Tante gina

Denis Labayle
Editions Julliard, 220 pages, 18 euros

« J’ai lu avec passion Tante Gina. Je retrouve le côté magnifique de certains personnages qui prennent vie ; ils vous suivent à travers le temps. »

Eduardo Manet


Sélectionné pour le Prix Exbrayat 2007

Présentation du roman

Depuis trente ans, entre Pierre Feraci et son fils Marc, c’est le silence. Une rupture politique, parce que, sur cette scène, la pièce est plus simple à jouer. Devenu veuf, fragilisé par la pose d’un pace-maker, Pierre accepte d’accompagner son fils en Tunisie, à Sfax, chez sa sœur Tante Gina.

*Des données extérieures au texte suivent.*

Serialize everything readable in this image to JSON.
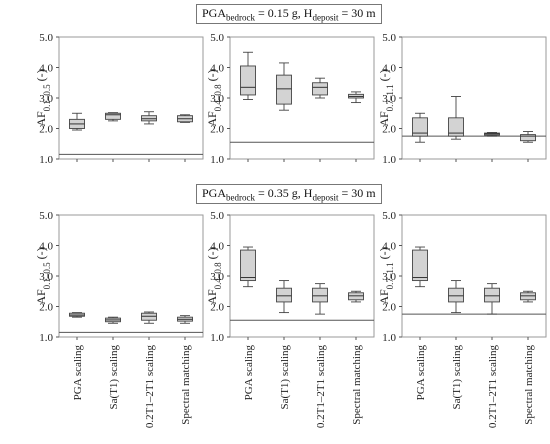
{
  "headers": [
    {
      "pga": "PGA",
      "pga_sub": "bedrock",
      "pga_val": " = 0.15 g, H",
      "h_sub": "deposit",
      "h_val": " = 30 m"
    },
    {
      "pga": "PGA",
      "pga_sub": "bedrock",
      "pga_val": " = 0.35 g, H",
      "h_sub": "deposit",
      "h_val": " = 30 m"
    }
  ],
  "x_labels": [
    "PGA scaling",
    "Sa(T1) scaling",
    "0.2T1–2T1 scaling",
    "Spectral matching"
  ],
  "chart_data": [
    {
      "type": "box",
      "row": 0,
      "col": 0,
      "ylabel": "AF0.1–0.5 (-)",
      "ylabel_main": "AF",
      "ylabel_sub": "0.1–0.5",
      "ylabel_unit": " (-)",
      "ylim": [
        1.0,
        5.0
      ],
      "yticks": [
        "1.0",
        "2.0",
        "3.0",
        "4.0",
        "5.0"
      ],
      "categories": [
        "PGA scaling",
        "Sa(T1) scaling",
        "0.2T1–2T1 scaling",
        "Spectral matching"
      ],
      "reference_line": 1.15,
      "boxes": [
        {
          "min": 1.95,
          "q1": 2.0,
          "median": 2.15,
          "q3": 2.3,
          "max": 2.5
        },
        {
          "min": 2.25,
          "q1": 2.3,
          "median": 2.45,
          "q3": 2.5,
          "max": 2.52
        },
        {
          "min": 2.15,
          "q1": 2.25,
          "median": 2.32,
          "q3": 2.42,
          "max": 2.55
        },
        {
          "min": 2.2,
          "q1": 2.22,
          "median": 2.32,
          "q3": 2.42,
          "max": 2.45
        }
      ]
    },
    {
      "type": "box",
      "row": 0,
      "col": 1,
      "ylabel": "AF0.4–0.8 (-)",
      "ylabel_main": "AF",
      "ylabel_sub": "0.4–0.8",
      "ylabel_unit": " (-)",
      "ylim": [
        1.0,
        5.0
      ],
      "yticks": [
        "1.0",
        "2.0",
        "3.0",
        "4.0",
        "5.0"
      ],
      "categories": [
        "PGA scaling",
        "Sa(T1) scaling",
        "0.2T1–2T1 scaling",
        "Spectral matching"
      ],
      "reference_line": 1.55,
      "boxes": [
        {
          "min": 2.95,
          "q1": 3.1,
          "median": 3.35,
          "q3": 4.05,
          "max": 4.5
        },
        {
          "min": 2.6,
          "q1": 2.8,
          "median": 3.3,
          "q3": 3.75,
          "max": 4.15
        },
        {
          "min": 3.0,
          "q1": 3.1,
          "median": 3.35,
          "q3": 3.5,
          "max": 3.65
        },
        {
          "min": 2.85,
          "q1": 3.0,
          "median": 3.05,
          "q3": 3.12,
          "max": 3.2
        }
      ]
    },
    {
      "type": "box",
      "row": 0,
      "col": 2,
      "ylabel": "AF0.7–1.1 (-)",
      "ylabel_main": "AF",
      "ylabel_sub": "0.7–1.1",
      "ylabel_unit": " (-)",
      "ylim": [
        1.0,
        5.0
      ],
      "yticks": [
        "1.0",
        "2.0",
        "3.0",
        "4.0",
        "5.0"
      ],
      "categories": [
        "PGA scaling",
        "Sa(T1) scaling",
        "0.2T1–2T1 scaling",
        "Spectral matching"
      ],
      "reference_line": 1.75,
      "boxes": [
        {
          "min": 1.55,
          "q1": 1.75,
          "median": 1.85,
          "q3": 2.35,
          "max": 2.5
        },
        {
          "min": 1.65,
          "q1": 1.75,
          "median": 1.85,
          "q3": 2.35,
          "max": 3.05
        },
        {
          "min": 1.75,
          "q1": 1.78,
          "median": 1.82,
          "q3": 1.85,
          "max": 1.87
        },
        {
          "min": 1.55,
          "q1": 1.6,
          "median": 1.75,
          "q3": 1.8,
          "max": 1.9
        }
      ]
    },
    {
      "type": "box",
      "row": 1,
      "col": 0,
      "ylabel": "AF0.1–0.5 (-)",
      "ylabel_main": "AF",
      "ylabel_sub": "0.1–0.5",
      "ylabel_unit": " (-)",
      "ylim": [
        1.0,
        5.0
      ],
      "yticks": [
        "1.0",
        "2.0",
        "3.0",
        "4.0",
        "5.0"
      ],
      "categories": [
        "PGA scaling",
        "Sa(T1) scaling",
        "0.2T1–2T1 scaling",
        "Spectral matching"
      ],
      "reference_line": 1.15,
      "boxes": [
        {
          "min": 1.65,
          "q1": 1.68,
          "median": 1.72,
          "q3": 1.78,
          "max": 1.8
        },
        {
          "min": 1.45,
          "q1": 1.5,
          "median": 1.56,
          "q3": 1.62,
          "max": 1.65
        },
        {
          "min": 1.45,
          "q1": 1.55,
          "median": 1.68,
          "q3": 1.78,
          "max": 1.82
        },
        {
          "min": 1.45,
          "q1": 1.52,
          "median": 1.58,
          "q3": 1.65,
          "max": 1.7
        }
      ]
    },
    {
      "type": "box",
      "row": 1,
      "col": 1,
      "ylabel": "AF0.4–0.8 (-)",
      "ylabel_main": "AF",
      "ylabel_sub": "0.4–0.8",
      "ylabel_unit": " (-)",
      "ylim": [
        1.0,
        5.0
      ],
      "yticks": [
        "1.0",
        "2.0",
        "3.0",
        "4.0",
        "5.0"
      ],
      "categories": [
        "PGA scaling",
        "Sa(T1) scaling",
        "0.2T1–2T1 scaling",
        "Spectral matching"
      ],
      "reference_line": 1.55,
      "boxes": [
        {
          "min": 2.65,
          "q1": 2.85,
          "median": 2.95,
          "q3": 3.85,
          "max": 3.95
        },
        {
          "min": 1.8,
          "q1": 2.15,
          "median": 2.35,
          "q3": 2.6,
          "max": 2.85
        },
        {
          "min": 1.75,
          "q1": 2.15,
          "median": 2.35,
          "q3": 2.6,
          "max": 2.75
        },
        {
          "min": 2.15,
          "q1": 2.22,
          "median": 2.35,
          "q3": 2.45,
          "max": 2.5
        }
      ]
    },
    {
      "type": "box",
      "row": 1,
      "col": 2,
      "ylabel": "AF0.7–1.1 (-)",
      "ylabel_main": "AF",
      "ylabel_sub": "0.7–1.1",
      "ylabel_unit": " (-)",
      "ylim": [
        1.0,
        5.0
      ],
      "yticks": [
        "1.0",
        "2.0",
        "3.0",
        "4.0",
        "5.0"
      ],
      "categories": [
        "PGA scaling",
        "Sa(T1) scaling",
        "0.2T1–2T1 scaling",
        "Spectral matching"
      ],
      "reference_line": 1.75,
      "boxes": [
        {
          "min": 2.65,
          "q1": 2.85,
          "median": 2.95,
          "q3": 3.85,
          "max": 3.95
        },
        {
          "min": 1.8,
          "q1": 2.15,
          "median": 2.35,
          "q3": 2.6,
          "max": 2.85
        },
        {
          "min": 1.75,
          "q1": 2.15,
          "median": 2.35,
          "q3": 2.6,
          "max": 2.75
        },
        {
          "min": 2.15,
          "q1": 2.22,
          "median": 2.35,
          "q3": 2.45,
          "max": 2.5
        }
      ]
    }
  ]
}
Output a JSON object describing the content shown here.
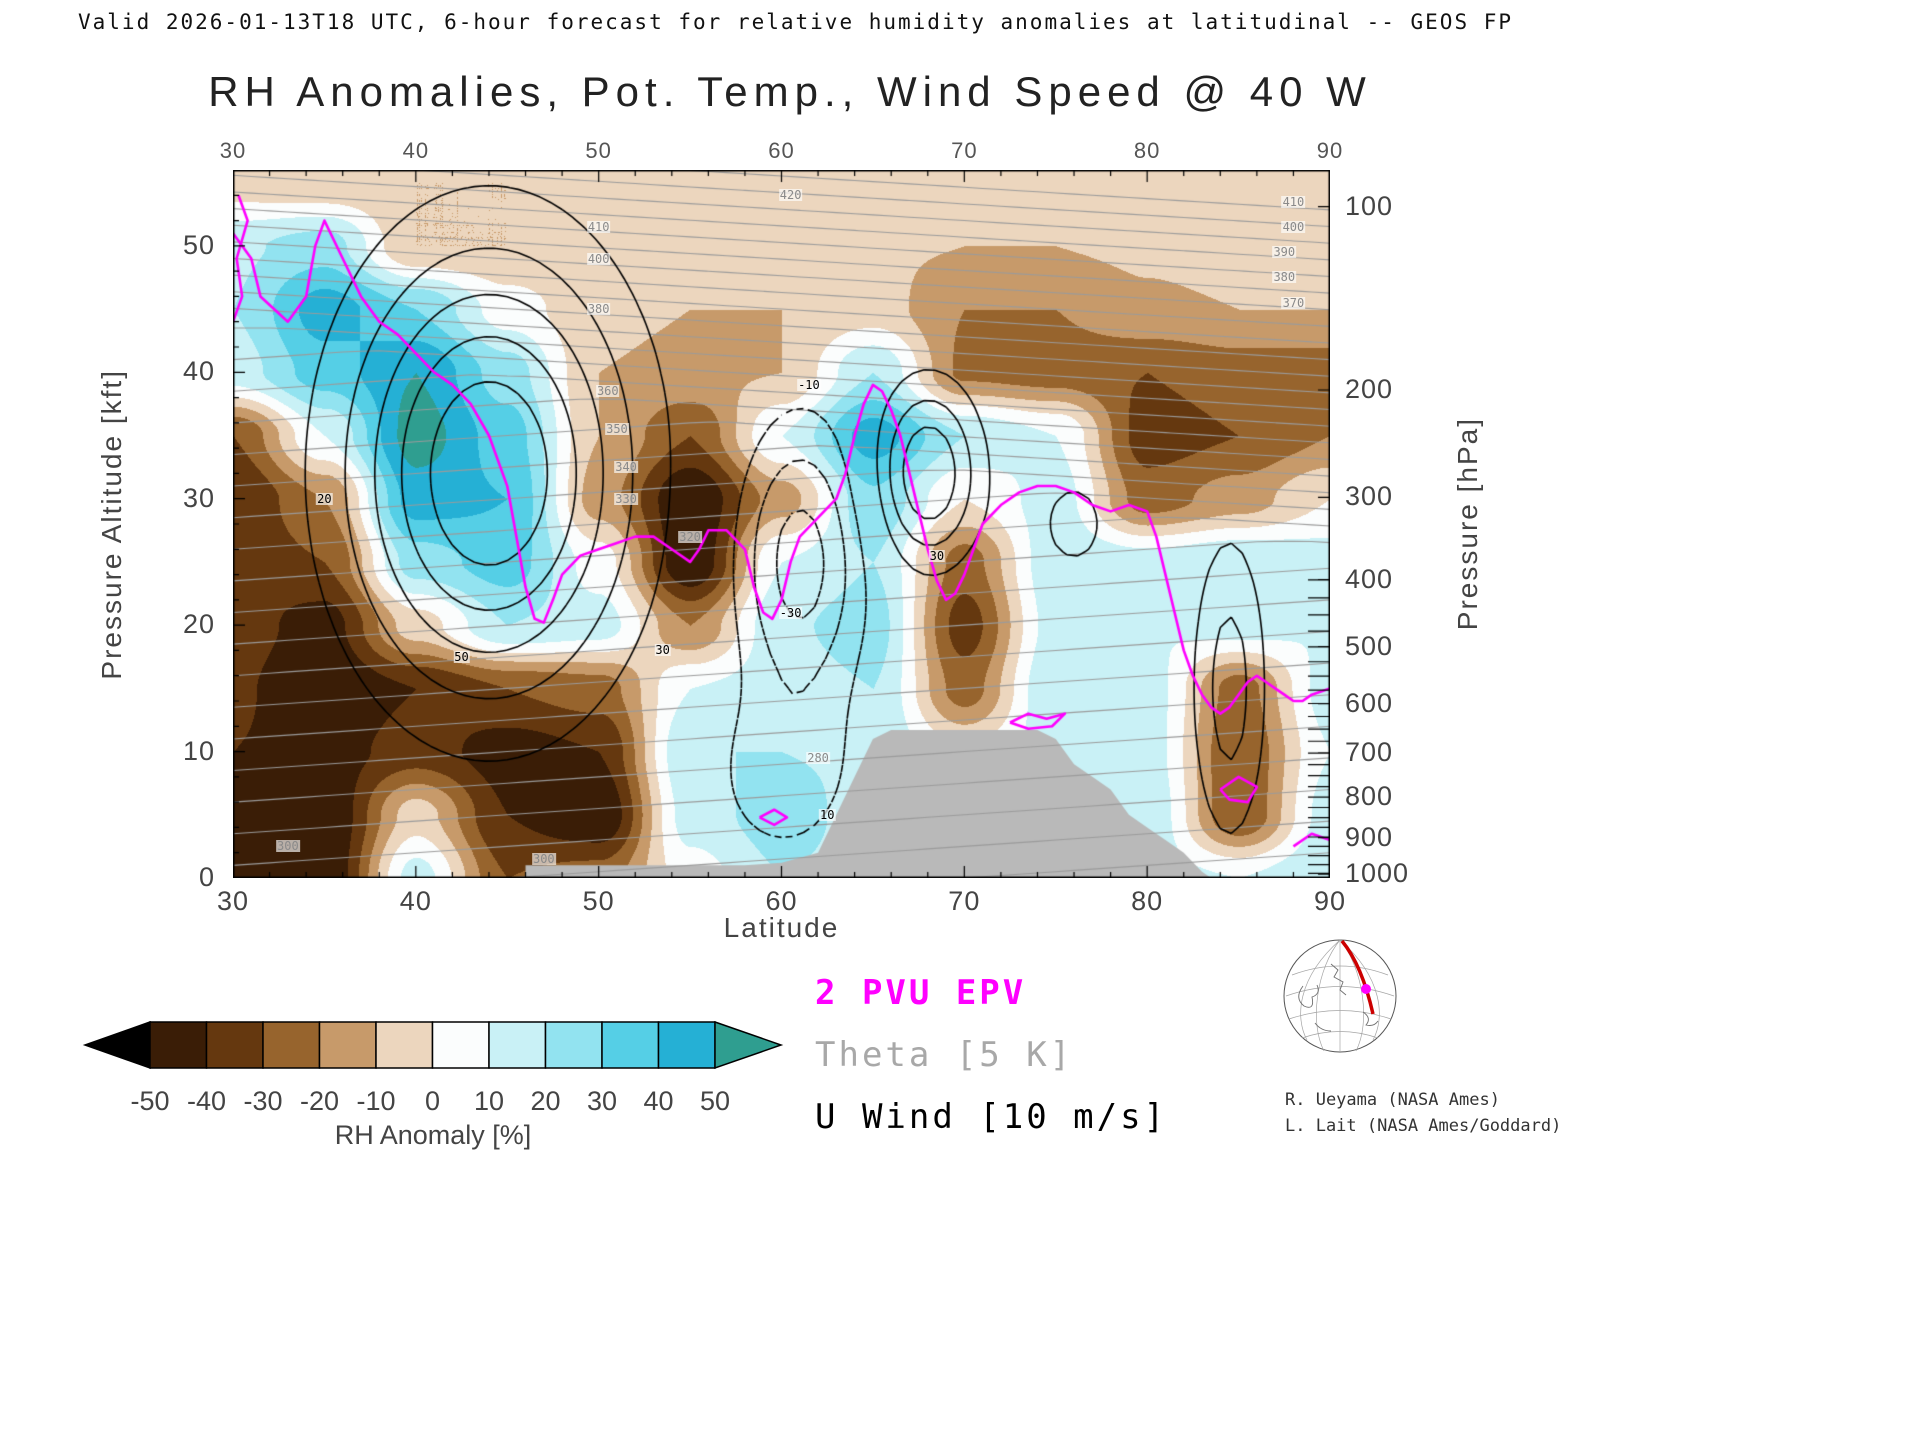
{
  "header": {
    "valid_line": "Valid 2026-01-13T18 UTC, 6-hour forecast for relative humidity anomalies at latitudinal -- GEOS FP"
  },
  "chart_data": {
    "type": "heatmap",
    "title": "RH Anomalies, Pot. Temp., Wind Speed @ 40 W",
    "xlabel": "Latitude",
    "ylabel_left": "Pressure Altitude [kft]",
    "ylabel_right": "Pressure [hPa]",
    "xlim": [
      30,
      90
    ],
    "ylim_kft": [
      0,
      56
    ],
    "x_ticks": [
      "30",
      "40",
      "50",
      "60",
      "70",
      "80",
      "90"
    ],
    "y_ticks_left": [
      "0",
      "10",
      "20",
      "30",
      "40",
      "50"
    ],
    "y_ticks_right": [
      {
        "label": "100",
        "z_kft": 53.1
      },
      {
        "label": "200",
        "z_kft": 38.6
      },
      {
        "label": "300",
        "z_kft": 30.1
      },
      {
        "label": "400",
        "z_kft": 23.6
      },
      {
        "label": "500",
        "z_kft": 18.3
      },
      {
        "label": "600",
        "z_kft": 13.8
      },
      {
        "label": "700",
        "z_kft": 9.9
      },
      {
        "label": "800",
        "z_kft": 6.4
      },
      {
        "label": "900",
        "z_kft": 3.2
      },
      {
        "label": "1000",
        "z_kft": 0.3
      }
    ],
    "rh_anomaly": {
      "units": "%",
      "lats": [
        30,
        35,
        40,
        45,
        50,
        55,
        60,
        65,
        70,
        75,
        80,
        85,
        90
      ],
      "altitudes_kft": [
        0,
        5,
        10,
        15,
        20,
        25,
        30,
        35,
        40,
        45,
        50,
        55
      ],
      "values": [
        [
          -50,
          -45,
          -40,
          -38,
          -35,
          -38,
          -40,
          -30,
          15,
          20,
          18,
          -5
        ],
        [
          -50,
          -50,
          -45,
          -50,
          -45,
          -30,
          -20,
          10,
          35,
          45,
          25,
          -8
        ],
        [
          15,
          -5,
          -35,
          -40,
          -5,
          25,
          45,
          55,
          50,
          30,
          -10,
          -10
        ],
        [
          -30,
          -40,
          -45,
          -30,
          20,
          35,
          40,
          35,
          25,
          5,
          -10,
          -10
        ],
        [
          -25,
          -50,
          -40,
          -25,
          15,
          5,
          -15,
          -10,
          -10,
          -8,
          -8,
          -6
        ],
        [
          5,
          15,
          20,
          10,
          -20,
          -50,
          -50,
          -30,
          -12,
          -10,
          -8,
          -6
        ],
        [
          20,
          25,
          20,
          15,
          18,
          10,
          -15,
          10,
          -10,
          -10,
          -6,
          -5
        ],
        [
          15,
          15,
          18,
          20,
          25,
          20,
          28,
          45,
          20,
          -5,
          -8,
          -5
        ],
        [
          10,
          10,
          0,
          -25,
          -35,
          -25,
          0,
          20,
          -22,
          -20,
          -10,
          -8
        ],
        [
          15,
          15,
          15,
          20,
          15,
          18,
          15,
          10,
          -25,
          -20,
          -10,
          -8
        ],
        [
          15,
          18,
          15,
          15,
          10,
          15,
          -25,
          -35,
          -30,
          -12,
          -8,
          -5
        ],
        [
          10,
          -30,
          -30,
          -25,
          15,
          20,
          -15,
          -30,
          -25,
          -10,
          -5,
          -5
        ],
        [
          20,
          15,
          10,
          15,
          10,
          15,
          0,
          -20,
          -25,
          -10,
          -5,
          -5
        ]
      ]
    },
    "colorbar": {
      "label": "RH Anomaly [%]",
      "levels": [
        -50,
        -40,
        -30,
        -20,
        -10,
        0,
        10,
        20,
        30,
        40,
        50
      ],
      "tick_labels": [
        "-50",
        "-40",
        "-30",
        "-20",
        "-10",
        "0",
        "10",
        "20",
        "30",
        "40",
        "50"
      ],
      "segment_colors": [
        "#3a1d06",
        "#65380f",
        "#97642d",
        "#c79a6a",
        "#ecd6be",
        "#fbfdfd",
        "#c9f1f6",
        "#92e3f0",
        "#55cfe6",
        "#25b0d5"
      ],
      "below_color": "#000000",
      "above_color": "#2f9e90"
    },
    "terrain_mask": {
      "color": "#b9b9b9",
      "profile_lat_kft": [
        [
          46,
          0
        ],
        [
          46,
          1
        ],
        [
          58,
          1
        ],
        [
          60,
          1.2
        ],
        [
          62,
          2
        ],
        [
          63,
          5
        ],
        [
          64,
          8
        ],
        [
          65,
          11
        ],
        [
          66,
          11.7
        ],
        [
          74,
          11.7
        ],
        [
          75,
          11
        ],
        [
          76,
          9
        ],
        [
          77,
          8
        ],
        [
          78,
          7
        ],
        [
          79,
          5
        ],
        [
          80,
          4
        ],
        [
          81,
          3
        ],
        [
          82,
          2
        ],
        [
          83,
          0.5
        ],
        [
          83.5,
          0
        ]
      ]
    },
    "pvu_line": {
      "label": "2 PVU EPV",
      "color": "#ff00ff",
      "paths": [
        [
          [
            30,
            51
          ],
          [
            31,
            49
          ],
          [
            31.5,
            46
          ],
          [
            33,
            44
          ],
          [
            34,
            46
          ],
          [
            34.5,
            50
          ],
          [
            35,
            52
          ],
          [
            36,
            49
          ],
          [
            37,
            46
          ],
          [
            38,
            44
          ],
          [
            39,
            43
          ],
          [
            40,
            41.5
          ],
          [
            41,
            40
          ],
          [
            42,
            39
          ],
          [
            43,
            37.5
          ],
          [
            44,
            35
          ],
          [
            45,
            31
          ],
          [
            45.5,
            27
          ],
          [
            46,
            23
          ],
          [
            46.5,
            20.5
          ],
          [
            47,
            20.2
          ],
          [
            47.5,
            22
          ],
          [
            48,
            24
          ],
          [
            49,
            25.5
          ],
          [
            50,
            26
          ],
          [
            51,
            26.5
          ],
          [
            52,
            27
          ],
          [
            53,
            27
          ],
          [
            54,
            26
          ],
          [
            55,
            25
          ],
          [
            55.5,
            26
          ],
          [
            56,
            27.5
          ],
          [
            57,
            27.5
          ],
          [
            58,
            26
          ],
          [
            58.5,
            23
          ],
          [
            59,
            21
          ],
          [
            59.5,
            20.5
          ],
          [
            60,
            22
          ],
          [
            60.5,
            25
          ],
          [
            61,
            27
          ],
          [
            62,
            28.5
          ],
          [
            63,
            30
          ],
          [
            63.5,
            32
          ],
          [
            64,
            35
          ],
          [
            64.5,
            37.5
          ],
          [
            65,
            39
          ],
          [
            65.5,
            38.5
          ],
          [
            66,
            37
          ],
          [
            66.5,
            35
          ],
          [
            67,
            32
          ],
          [
            67.5,
            29
          ],
          [
            68,
            26
          ],
          [
            68.5,
            23.5
          ],
          [
            69,
            22
          ],
          [
            69.5,
            22.5
          ],
          [
            70,
            24
          ],
          [
            70.5,
            26
          ],
          [
            71,
            28
          ],
          [
            72,
            29.5
          ],
          [
            73,
            30.5
          ],
          [
            74,
            31
          ],
          [
            75,
            31
          ],
          [
            76,
            30.5
          ],
          [
            77,
            29.5
          ],
          [
            78,
            29
          ],
          [
            79,
            29.5
          ],
          [
            80,
            29
          ],
          [
            80.5,
            27
          ],
          [
            81,
            24
          ],
          [
            81.5,
            21
          ],
          [
            82,
            18
          ],
          [
            82.5,
            16
          ],
          [
            83,
            14.5
          ],
          [
            83.5,
            13.5
          ],
          [
            84,
            13
          ],
          [
            84.5,
            13.5
          ],
          [
            85,
            14.5
          ],
          [
            85.5,
            15.5
          ],
          [
            86,
            16
          ],
          [
            86.5,
            15.5
          ],
          [
            87,
            15
          ],
          [
            87.5,
            14.5
          ],
          [
            88,
            14
          ],
          [
            88.5,
            14
          ],
          [
            89,
            14.5
          ],
          [
            90,
            15
          ]
        ],
        [
          [
            30,
            44
          ],
          [
            30.5,
            46
          ],
          [
            30.2,
            49
          ],
          [
            30.8,
            52
          ],
          [
            30.3,
            54
          ]
        ],
        [
          [
            72.5,
            12.3
          ],
          [
            73.5,
            13
          ],
          [
            74.5,
            12.6
          ],
          [
            75.5,
            13
          ],
          [
            74.8,
            12
          ],
          [
            73.5,
            11.8
          ],
          [
            72.5,
            12.3
          ]
        ],
        [
          [
            84,
            7
          ],
          [
            85,
            8
          ],
          [
            86,
            7.2
          ],
          [
            85.5,
            6
          ],
          [
            84.5,
            6.2
          ],
          [
            84,
            7
          ]
        ],
        [
          [
            58.8,
            4.8
          ],
          [
            59.6,
            5.4
          ],
          [
            60.3,
            4.8
          ],
          [
            59.6,
            4.2
          ],
          [
            58.8,
            4.8
          ]
        ],
        [
          [
            88,
            2.5
          ],
          [
            89,
            3.5
          ],
          [
            90,
            3
          ]
        ]
      ]
    },
    "theta_contours": {
      "label": "Theta [5 K]",
      "color": "#9b9b9b",
      "interval_K": 5,
      "min_K": 280,
      "max_K": 430,
      "labels": [
        {
          "t": "420",
          "lat": 60.5,
          "z": 54
        },
        {
          "t": "410",
          "lat": 50,
          "z": 51.5
        },
        {
          "t": "400",
          "lat": 50,
          "z": 49
        },
        {
          "t": "380",
          "lat": 50,
          "z": 45
        },
        {
          "t": "360",
          "lat": 50.5,
          "z": 38.5
        },
        {
          "t": "350",
          "lat": 51,
          "z": 35.5
        },
        {
          "t": "340",
          "lat": 51.5,
          "z": 32.5
        },
        {
          "t": "330",
          "lat": 51.5,
          "z": 30
        },
        {
          "t": "320",
          "lat": 55,
          "z": 27
        },
        {
          "t": "410",
          "lat": 88,
          "z": 53.5
        },
        {
          "t": "400",
          "lat": 88,
          "z": 51.5
        },
        {
          "t": "390",
          "lat": 87.5,
          "z": 49.5
        },
        {
          "t": "380",
          "lat": 87.5,
          "z": 47.5
        },
        {
          "t": "370",
          "lat": 88,
          "z": 45.5
        },
        {
          "t": "300",
          "lat": 33,
          "z": 2.5
        },
        {
          "t": "280",
          "lat": 62,
          "z": 9.5
        },
        {
          "t": "300",
          "lat": 47,
          "z": 1.5
        }
      ]
    },
    "u_wind_contours": {
      "label": "U Wind [10 m/s]",
      "color": "#000000",
      "interval_ms": 10,
      "negative_style": "dashed",
      "jet_features": [
        {
          "lat": 44,
          "z_kft": 32,
          "peak_ms": 60,
          "lat_sigma": 7.5,
          "z_sigma": 17
        },
        {
          "lat": 68,
          "z_kft": 32,
          "peak_ms": 40,
          "lat_sigma": 2.8,
          "z_sigma": 7
        },
        {
          "lat": 76,
          "z_kft": 28,
          "peak_ms": 12,
          "lat_sigma": 3,
          "z_sigma": 6
        },
        {
          "lat": 84.5,
          "z_kft": 15,
          "peak_ms": 25,
          "lat_sigma": 2,
          "z_sigma": 12
        },
        {
          "lat": 61,
          "z_kft": 25,
          "peak_ms": -35,
          "lat_sigma": 3.5,
          "z_sigma": 11
        },
        {
          "lat": 60,
          "z_kft": 8,
          "peak_ms": -15,
          "lat_sigma": 4,
          "z_sigma": 7
        }
      ],
      "labels": [
        {
          "t": "50",
          "lat": 42.5,
          "z": 17.5
        },
        {
          "t": "30",
          "lat": 53.5,
          "z": 18
        },
        {
          "t": "-10",
          "lat": 61.5,
          "z": 39
        },
        {
          "t": "-30",
          "lat": 60.5,
          "z": 21
        },
        {
          "t": "30",
          "lat": 68.5,
          "z": 25.5
        },
        {
          "t": "10",
          "lat": 62.5,
          "z": 5
        },
        {
          "t": "20",
          "lat": 35,
          "z": 30
        }
      ]
    }
  },
  "legend": {
    "entries": [
      {
        "label": "2 PVU EPV",
        "color": "#ff00ff"
      },
      {
        "label": "Theta [5 K]",
        "color": "#a8a8a8"
      },
      {
        "label": "U Wind [10 m/s]",
        "color": "#000000"
      }
    ]
  },
  "credits": {
    "line1": "R. Ueyama (NASA Ames)",
    "line2": "L. Lait (NASA Ames/Goddard)"
  }
}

Retour aux sources pour l’un, découverte de la terre familiale pour l’autre. Et pour tous les deux, une trêve.
Malencontreusement, le jour du départ a lieu le lendemain du premier tour d’une élection présidentielle marquée par le succès du candidat d’extrême droite. De quoi attiser les braises. Par chance Tante Gina veille… Au-delà de sa tendresse et de son humour, se révèle peu à peu la forte personnalité de cette femme âgée, une féministe au passé douloureux. Elle seule détient les secrets de cette famille d’émigrés italiens déchirée par l’histoire.

Presse

« Comme dans son premier roman, Denis Labayle joue, avec sobriété, à la fois sur le thème des retrouvailles – entre le père et le fils, le frère et la sœur, un homme et sa ville natale – et celui du secret, dont le père lui-même ne sait qu’une partie. Au centre de tout cela, un très beau personnage, cette tante Gina, féministe avant la lettre, qui a payé cher son désir de liberté. »
Josyane Savigneau - Le Monde

Denis Labayle a l’art de mettre en scène des faces à face entre deux personnages comme c’était le cas dans cruelles retrouvailles et parfum d’ébène.